Pencegahan dengan cara meningkatkan pengetahuan masyarakat tentang HIV/AIDS dan menghilangkan stigma penderitanya seharusnya dilakukan sejak dari pendidikan dasar melalui pendidikan seksual. Tapi kampanye dan pendidikan seksual di sekolah dasar maupun lanjutan masih sulit diterapkan di Indonesia karena masih menganggap tabu dan kekhawatiran bila pendidikan tersebut akan memicu seks bebas di kalangan remaja.
Tapi, kenyataannya remaja kita sudah jauh berlari meninggalkan cara pandang orang tuanya yang kolot dan paranoid. Mari kita perhatikan data di bawah ini yang saya dapatkan dari portal berita bertanggal 20 Desember 2008.
“Hasil survei yang dilakukan salah satu lembaga adalah 63% remaja di Indonesia usia sekolah SMP dan SMA sudah melakukan hubungan seksual di luar nikah dan 21 persen di antaranya melakukan aborsi. Survei tersebut dilakukan di 33 provinsi tahun 2008,” kata M. Masri Muadz, Direktur Remaja dan Perlindungan Hak-Hak Reproduksi Badan Koordinasi Keluarga Berencana Nasional Pusat (BKKBN).
Pengaruh liberlisme atau pergaulan hidup bebas, faktor lingkungan/keluarga yang mendukung ke arah prilaku tersebut, serta pengaruh perkembangan media massa dituding sebagai penyebab hubungan seks bebas di kalangan remaja. Data Departemen Kesehatan RI, hingga September 2008, dari 15.210 ODHA, 54% adalah remaja.
Data di atas adalah data tahun 2008. Kemudian pada tahun 2013, Menteri Kesehatan Nafsiah Mboi, pasti karena dia telah melihat data yang lebih mengerikan, mencanangkan Pekan Kondom Nasional.

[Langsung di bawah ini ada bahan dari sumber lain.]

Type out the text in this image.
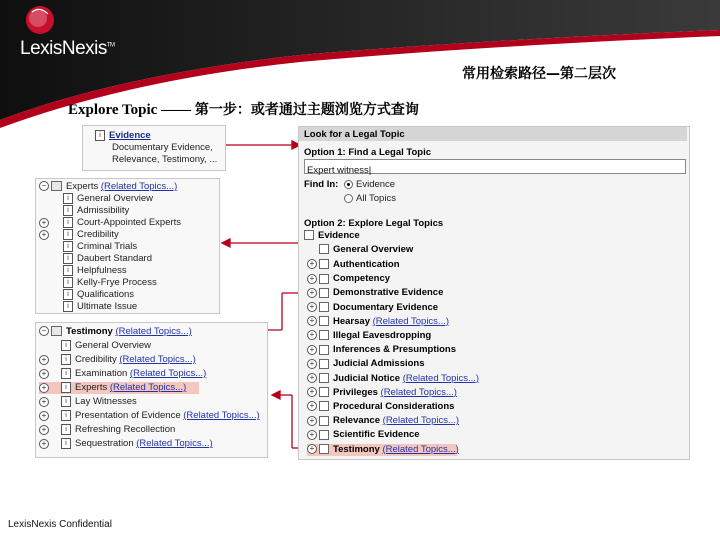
LexisNexis™
常用检索路径—第二层次
Explore Topic —— 第一步：或者通过主题浏览方式查询
i Evidence
Documentary Evidence,
Relevance, Testimony, ...
− Experts (Related Topics...)
i General Overview
i Admissibility
+	i Court-Appointed Experts
+	i Credibility
i Criminal Trials
i Daubert Standard
i Helpfulness
i Kelly-Frye Process
i Qualifications
i Ultimate Issue
− Testimony (Related Topics...)
i General Overview
+	i Credibility (Related Topics...)
+	i Examination (Related Topics...)
+	i Experts (Related Topics...)
+	i Lay Witnesses
+	i Presentation of Evidence (Related Topics...)
+	i Refreshing Recollection
+	i Sequestration (Related Topics...)
Look for a Legal Topic
Option 1: Find a Legal Topic
Expert witness|
Find In:	Evidence
All Topics
Option 2: Explore Legal Topics
Evidence
General Overview
+ Authentication
+ Competency
+ Demonstrative Evidence
+ Documentary Evidence
+ Hearsay (Related Topics...)
+ Illegal Eavesdropping
+ Inferences & Presumptions
+ Judicial Admissions
+ Judicial Notice (Related Topics...)
+ Privileges (Related Topics...)
+ Procedural Considerations
+ Relevance (Related Topics...)
+ Scientific Evidence
+ Testimony (Related Topics...)
LexisNexis Confidential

Sayang sekali sebagian besar pejabat dan rakyat Indonesia masih percaya bahwa penularan HIV/AID dapat dicegah dengan ajaran agama. Bangsa yang naïf.
Bila negara tidak segera mengambil tindakan preventif dan kuratif yang benar dan sudah terbukti berhasil dapat mengurangi penularan HIV/AIDS, jangan kaget bila jumlah ODHA di kalangan remaja akan semakin tinggi setiap tahun. Sayang sekali bila, karena kemunafikan dan kenaifan kita, masa depan negara ini akan diwarnai dengan kematian dan menurunnya kualitas generasi penerus.